Esa fue la vida de aquél hombre, que solo vivió en los sueños de aquella muchacha descrita
en el sueño de aquel soñado.
Petra La loca.

Aunque usualmente la mayor parte de su cuerpo estaba cubierto por una capa extensa de
mugre, sus manos siempre permanecían limpias, ahora que lo recuerdo, era un fenómeno
extraño, todos le compraban arepas, las mejores del barrio, recuerdo que mi mamá me
mandaba con un trapo y dos bolívares, eran dos arepas que le podía comprar a Petra por esa
cantidad, o eso pensaba mi mama, a los niños siempre nos dejaba las arepas a la mitad para
que con el cambio compráramos caramelos y esas cosas.

-Petra deme dos arepas.


-¿Trajo bolsa carajito? gritaba desde adentro
-Sí. Mientras se asomaba por la rendija de la puerta y yo le alcanzaba la plata. Sacaba un
trapo blanquito donde las envolvía y las echaba en la bolsa

Ella vivía sola y de vez en cuando una señora le visitaba, una señora mayor, que siempre
tenía cara de estar triste y enojada, era tenebrosa, luego de su visita Petra se mostraba
limpia en las calles del barrio y salía según ella a buscar un hombre que valiera la pena.
Hasta que se encontraba con los hijos de los Gabino, que les gritaban:
-Petraaa, Petraaa. Mientras aplaudían. A Petra le molestaba mucho eso.

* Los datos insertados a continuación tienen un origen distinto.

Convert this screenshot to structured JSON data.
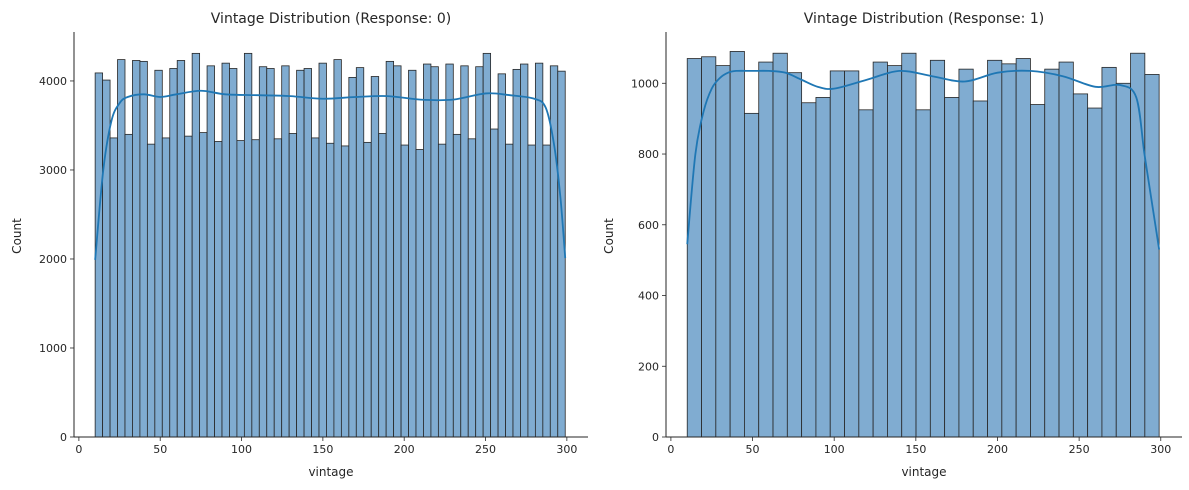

Esa era mi parte favorita, Petra les decía todas las groserías del mundo, y los carajitos salían
corriendo, eso lo veía yo por la ventana, mi Papá nos prohibía salir a la calle a jugar con los
otros niños del barrio.

Petra pasaba la mayor parte del tiempo sola, unos dicen que se puso loca después que el
esposo la dejó y años después un hijo se le murió quien sabe por qué.

En las noches, se escuchaba gritos de gente que se quejaba desde la casa, casi todos los
días, en un principio los vecinos llamaban a la policía, pero cuando entraban en la casa solo
se encontraban con Petra durmiendo en un colchón en el piso, con los trece gatos que tenía.
Después de eso, la calle se acostumbró a los gritos que provenían de la casa, y todo siguió
igual.

Tiempo después escuché hablando a mi mamá con la señora tenebrosa, la que le visitaba,
que Petra tenía infectadas las heridas y salían gusanos enormes de estas. Hasta que un día la
señora la encontró tirada en el pisó, cuando vio esto, le empezó a gritar para que se
despertará pero Petra no respondía, ¡Petraaaaaa! ¡Petraaaaaaa!, le dio una patada en la
cabeza, pero no respondió. Petra se había muerto, ese mismo día la velaron y todos los
vecinos pasearon su tumba por las calles de tierra del barrio.

Nunca entendí porque todos les compraban sus arepas.